AG München zu falscher Ebay-Bewertung: Ebay-Käufer haben eine vertragliche Nebenpflicht, keine falschen Bewertungen bei Ebay abzugeben. Geklagt hatte ein Verkäufer, der sich durch eine negative Bewertung mit dem nach Überzeugung des Gerichts falschen Kommentar, dass der Artikel nicht originalverpackt gewesen sei, in seinen Rechten verletzt sah. Das Urteil fassen lto.de und loebisch.com (Stefan Loebisch) zusammen.
BVerfG – Abstimung über Ehe für alle: lto.de (Pia Lorenz) stellt den inzwischen veröffentlichten Antrag vor, mit dem die Grünen eine Abstimmung über die Ehe für alle erzwingen wollen. Verschiedene Verfassungsrechtler kommen zu Wort, deren Meinungen über die Begründetheit auseinandergehen. Außerdem sei zu beachten, dass die Hürden für eine einstweilige Anordnung des Bundesverfassungsgerichts äußerst hoch sind.

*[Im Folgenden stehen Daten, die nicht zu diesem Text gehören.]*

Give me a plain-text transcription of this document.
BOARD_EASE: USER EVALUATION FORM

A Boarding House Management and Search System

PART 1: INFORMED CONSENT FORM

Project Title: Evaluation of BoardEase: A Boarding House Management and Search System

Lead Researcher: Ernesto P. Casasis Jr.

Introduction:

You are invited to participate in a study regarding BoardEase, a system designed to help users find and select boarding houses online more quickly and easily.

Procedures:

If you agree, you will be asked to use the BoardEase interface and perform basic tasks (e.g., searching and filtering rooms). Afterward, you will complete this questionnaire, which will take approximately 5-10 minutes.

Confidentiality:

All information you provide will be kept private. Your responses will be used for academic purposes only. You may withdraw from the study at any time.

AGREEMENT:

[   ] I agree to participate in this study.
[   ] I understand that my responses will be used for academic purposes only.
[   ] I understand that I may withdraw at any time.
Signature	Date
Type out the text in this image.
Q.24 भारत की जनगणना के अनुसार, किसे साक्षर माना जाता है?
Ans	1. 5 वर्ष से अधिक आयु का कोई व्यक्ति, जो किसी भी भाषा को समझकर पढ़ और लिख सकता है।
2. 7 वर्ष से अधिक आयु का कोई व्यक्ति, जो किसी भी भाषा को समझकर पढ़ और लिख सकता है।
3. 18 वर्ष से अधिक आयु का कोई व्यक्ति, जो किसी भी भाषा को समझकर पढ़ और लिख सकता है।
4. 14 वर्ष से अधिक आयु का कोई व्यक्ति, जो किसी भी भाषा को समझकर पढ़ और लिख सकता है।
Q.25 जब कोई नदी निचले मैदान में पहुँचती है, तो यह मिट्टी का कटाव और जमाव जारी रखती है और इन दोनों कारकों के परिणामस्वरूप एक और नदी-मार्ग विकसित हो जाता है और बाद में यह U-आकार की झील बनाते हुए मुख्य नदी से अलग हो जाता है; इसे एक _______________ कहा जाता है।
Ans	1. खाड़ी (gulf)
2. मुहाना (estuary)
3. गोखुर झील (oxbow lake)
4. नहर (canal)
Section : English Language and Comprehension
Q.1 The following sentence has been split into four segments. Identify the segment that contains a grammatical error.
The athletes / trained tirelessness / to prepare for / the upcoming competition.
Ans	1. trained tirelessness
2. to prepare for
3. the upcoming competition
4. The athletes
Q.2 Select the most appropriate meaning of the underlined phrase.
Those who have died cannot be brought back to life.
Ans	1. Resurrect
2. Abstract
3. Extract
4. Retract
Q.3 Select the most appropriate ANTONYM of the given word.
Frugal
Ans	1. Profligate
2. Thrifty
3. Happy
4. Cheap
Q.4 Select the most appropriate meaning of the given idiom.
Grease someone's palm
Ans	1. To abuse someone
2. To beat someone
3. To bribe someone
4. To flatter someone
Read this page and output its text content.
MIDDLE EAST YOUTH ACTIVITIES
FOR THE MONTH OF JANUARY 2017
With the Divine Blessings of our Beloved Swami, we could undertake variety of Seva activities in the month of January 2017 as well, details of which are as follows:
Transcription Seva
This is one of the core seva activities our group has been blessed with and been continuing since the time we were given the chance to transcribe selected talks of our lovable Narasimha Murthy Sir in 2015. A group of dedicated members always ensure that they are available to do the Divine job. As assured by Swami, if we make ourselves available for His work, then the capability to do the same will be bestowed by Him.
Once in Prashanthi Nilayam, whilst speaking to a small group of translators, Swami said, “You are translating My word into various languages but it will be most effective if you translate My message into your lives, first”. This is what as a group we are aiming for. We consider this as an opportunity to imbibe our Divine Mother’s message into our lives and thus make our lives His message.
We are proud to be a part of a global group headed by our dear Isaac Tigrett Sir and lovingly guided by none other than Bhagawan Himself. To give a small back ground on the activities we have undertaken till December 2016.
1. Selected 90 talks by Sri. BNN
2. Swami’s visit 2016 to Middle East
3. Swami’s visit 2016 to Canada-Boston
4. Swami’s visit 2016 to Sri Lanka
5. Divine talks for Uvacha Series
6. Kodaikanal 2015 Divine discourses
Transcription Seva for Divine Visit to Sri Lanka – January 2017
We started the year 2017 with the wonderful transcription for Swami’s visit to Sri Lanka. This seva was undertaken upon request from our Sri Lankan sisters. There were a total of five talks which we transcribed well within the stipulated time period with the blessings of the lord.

BGH – Veröffentlichte Lageberichte: Der Bundesgerichtshof muss sich mit der Frage befassen, ob Journalisten, die unveröffentlichte Dokumente ins Netz stellen, gegen das Urheberrecht verstoßen. Im konkreten Fall wurde die Westfälischen Allgemeine Zeitung vom Verteidigungsministerium verklagt, weil sie rund 5.000 Seiten unveröffentlichte Lageberichte zum Afghanistan-Einsatz ins Internet gestellt hatte. Vor dem Landgericht und dem Oberlandesgericht erhielt das Ministerium Recht. Die Zeitung sieht hingegen eine Zweckentfremdung des Urheberrechts. Jetzt muss der Bundesgerichtshof entscheiden. Der Spiegel (Dietmar Hipp) berichtet.
VerfGH Baden-Württemberg – AfD-Abgeordneter: Der AfD-Abgeordnete Heinrich Fiechtner hat beim Verfassungsgerichtshof Baden-Württemberg eine Organklage gegen seine eigene Fraktion eingereicht. Fiechtner sieht sich durch ein Redeverbot und durch den Abzug aus dem NSU-Untersuchungsausschuss und dem Innenausschuss in seinen Abgeordnetenrechten verletzt. Die FAS (Rüdiger Soldt) erörtert die Klage und die Streitigkeiten, die dazu führten.
EuG zur Europäischen Bürgerinitiative: Rechtsprofessor Sebastian Heselhaus begrüßt auf verfassungsblog.de das Urteil des Europäischen Gerichtshofs vom 10. Mai, mit dem eine Europäische Bürgerinitiative (EBI) mit dem Titel "Stop TTIP" für zulässig erklärt wurde. Das Gericht habe "mit einem überzeugenden Rekurs auf das Demokratieprinzip" die Bedeutung der EBI gestärkt und eine weite Auslegung gesichert. Kritisch sieht der Autor, dass das EuG zuvor eine einstweilige Anordnung abgelehnt hatte. Jetzt sei es für eine Intervention in die Verhandlung des Freihandelsabkommens Ceta zu spät.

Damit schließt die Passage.